The spectacular London 2012 Olympic cauldron which wowed millions of people during the opening ceremony has been moved to its new position in the stadium.

The cauldron was moved overnight into its resting place in the same position as the opening ceremony bell ready for the athletics competition to begin on Friday.

The Olympic flame, which was seen by nearly 15 million people on its 70-day relay around the UK, and by a worldwide TV audience of around one billion people in Danny Boyle’s opening ceremony, was placed in a special miner’s lantern before work began to move Thomas Heatherwick’s structure from its ceremony position in the centre of the field of play.

The cauldron, made up of 204 steel pipes and individually designed copper petals inscribed with the competing nation’s names, was then relocated at the south end of the Olympic Stadium within eyesight of competing athletes, as an echo of the cauldron location at Wembley for the London 1948 Games.

Today, during an ongoing 80-hour transition of the stadium from the set for the opening ceremony to a sporting area, the cauldron was relit.

In a small ceremony the flame was transferred from the miner’s lamp to London 2012 torchbearer Austin Playfoot who then lit the cauldron.

Mr Playfoot invited by organisers following his role as a 1948 London Games torchbearer.

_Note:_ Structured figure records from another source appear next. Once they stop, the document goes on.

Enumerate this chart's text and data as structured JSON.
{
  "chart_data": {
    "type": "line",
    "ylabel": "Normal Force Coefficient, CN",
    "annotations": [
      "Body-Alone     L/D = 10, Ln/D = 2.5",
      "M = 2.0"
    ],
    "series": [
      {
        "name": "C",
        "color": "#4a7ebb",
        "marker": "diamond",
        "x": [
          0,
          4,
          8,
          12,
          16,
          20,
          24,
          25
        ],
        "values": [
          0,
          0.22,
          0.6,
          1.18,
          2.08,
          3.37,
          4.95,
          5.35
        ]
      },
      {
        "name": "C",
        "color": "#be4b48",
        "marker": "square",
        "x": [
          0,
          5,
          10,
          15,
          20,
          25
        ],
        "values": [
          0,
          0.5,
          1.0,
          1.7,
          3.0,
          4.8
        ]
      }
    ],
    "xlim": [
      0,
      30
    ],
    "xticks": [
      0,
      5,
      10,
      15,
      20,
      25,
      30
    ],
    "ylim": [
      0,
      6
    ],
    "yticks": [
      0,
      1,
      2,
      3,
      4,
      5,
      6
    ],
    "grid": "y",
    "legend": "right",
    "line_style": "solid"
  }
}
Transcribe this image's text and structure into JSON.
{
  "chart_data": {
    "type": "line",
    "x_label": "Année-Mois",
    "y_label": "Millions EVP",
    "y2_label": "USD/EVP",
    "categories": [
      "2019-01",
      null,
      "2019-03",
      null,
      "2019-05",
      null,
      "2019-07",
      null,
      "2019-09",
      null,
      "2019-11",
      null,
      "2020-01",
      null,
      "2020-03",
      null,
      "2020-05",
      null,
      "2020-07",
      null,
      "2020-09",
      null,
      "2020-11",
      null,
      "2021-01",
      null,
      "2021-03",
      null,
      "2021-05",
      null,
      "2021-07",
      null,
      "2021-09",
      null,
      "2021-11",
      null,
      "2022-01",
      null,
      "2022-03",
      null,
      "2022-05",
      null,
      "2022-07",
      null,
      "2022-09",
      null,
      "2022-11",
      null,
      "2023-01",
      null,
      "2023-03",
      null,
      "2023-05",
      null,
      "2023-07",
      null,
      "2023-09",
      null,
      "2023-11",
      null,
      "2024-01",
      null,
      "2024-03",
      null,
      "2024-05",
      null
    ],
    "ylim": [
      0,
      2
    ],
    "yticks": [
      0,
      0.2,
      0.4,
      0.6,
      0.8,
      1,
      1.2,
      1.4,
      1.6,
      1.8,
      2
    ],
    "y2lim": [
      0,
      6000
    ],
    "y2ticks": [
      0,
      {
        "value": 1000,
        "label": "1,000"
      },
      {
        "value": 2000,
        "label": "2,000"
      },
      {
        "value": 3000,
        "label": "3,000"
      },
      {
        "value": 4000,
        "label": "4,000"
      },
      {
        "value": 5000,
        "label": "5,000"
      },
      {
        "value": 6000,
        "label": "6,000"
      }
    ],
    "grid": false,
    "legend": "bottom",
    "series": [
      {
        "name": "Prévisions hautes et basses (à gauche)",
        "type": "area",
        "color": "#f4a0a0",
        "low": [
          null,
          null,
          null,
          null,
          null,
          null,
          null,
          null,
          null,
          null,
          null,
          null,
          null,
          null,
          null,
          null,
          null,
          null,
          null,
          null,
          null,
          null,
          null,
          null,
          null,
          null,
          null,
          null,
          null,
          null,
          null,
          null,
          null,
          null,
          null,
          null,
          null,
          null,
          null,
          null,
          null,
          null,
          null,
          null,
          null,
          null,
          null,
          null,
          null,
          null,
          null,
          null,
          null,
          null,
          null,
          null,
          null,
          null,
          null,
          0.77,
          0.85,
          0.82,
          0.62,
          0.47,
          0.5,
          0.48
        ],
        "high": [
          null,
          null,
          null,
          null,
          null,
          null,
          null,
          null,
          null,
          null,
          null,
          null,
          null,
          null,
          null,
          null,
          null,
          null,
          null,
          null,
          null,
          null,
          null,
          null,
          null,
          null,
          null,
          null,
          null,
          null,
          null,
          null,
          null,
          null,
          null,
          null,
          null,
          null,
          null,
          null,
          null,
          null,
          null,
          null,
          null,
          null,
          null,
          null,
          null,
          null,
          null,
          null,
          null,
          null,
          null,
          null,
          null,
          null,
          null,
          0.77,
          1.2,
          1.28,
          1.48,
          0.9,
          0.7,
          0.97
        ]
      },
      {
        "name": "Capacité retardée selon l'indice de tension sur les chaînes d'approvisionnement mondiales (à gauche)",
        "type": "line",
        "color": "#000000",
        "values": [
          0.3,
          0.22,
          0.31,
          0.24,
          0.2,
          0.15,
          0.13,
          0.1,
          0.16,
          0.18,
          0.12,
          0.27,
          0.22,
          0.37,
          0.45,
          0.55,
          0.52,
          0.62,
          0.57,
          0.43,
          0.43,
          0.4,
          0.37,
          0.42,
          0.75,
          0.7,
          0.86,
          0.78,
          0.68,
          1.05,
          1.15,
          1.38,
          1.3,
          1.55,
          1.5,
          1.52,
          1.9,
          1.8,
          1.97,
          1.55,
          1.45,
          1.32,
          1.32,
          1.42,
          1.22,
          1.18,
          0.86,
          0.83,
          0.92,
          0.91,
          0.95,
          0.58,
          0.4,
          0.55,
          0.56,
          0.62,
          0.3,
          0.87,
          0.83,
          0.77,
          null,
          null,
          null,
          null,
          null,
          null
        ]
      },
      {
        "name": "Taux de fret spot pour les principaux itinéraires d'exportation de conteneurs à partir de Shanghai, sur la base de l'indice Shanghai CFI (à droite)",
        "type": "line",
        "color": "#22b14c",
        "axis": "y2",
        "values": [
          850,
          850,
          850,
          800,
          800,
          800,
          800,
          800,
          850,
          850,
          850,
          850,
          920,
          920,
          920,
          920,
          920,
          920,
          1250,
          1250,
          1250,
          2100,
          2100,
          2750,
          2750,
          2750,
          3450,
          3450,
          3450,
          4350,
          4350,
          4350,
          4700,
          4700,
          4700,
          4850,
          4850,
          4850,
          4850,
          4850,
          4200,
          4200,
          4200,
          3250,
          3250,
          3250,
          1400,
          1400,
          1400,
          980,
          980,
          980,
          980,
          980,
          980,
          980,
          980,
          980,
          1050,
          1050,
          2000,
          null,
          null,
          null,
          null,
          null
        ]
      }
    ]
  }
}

At the end of the 2012 Games, each team will take its petal home and the London 2012 cauldron will cease to exist.

Cauldron designer Mr Heatherwick said: “There is the precedent of the 1948 Games of the cauldron set within the stadium, to one side with the spectators, and with the technology we now have that didn’t exist in 1948 it can be shared with everyone in the Olympic Park with screens.

“We felt that sharing it with the screens reinforced the intimacy within it. If it had been a huge beacon lifted up in the air it would have had to be bigger, and would have somehow not met the brief that we discussed with Danny Boyle of making something that was rooted in where the people are.”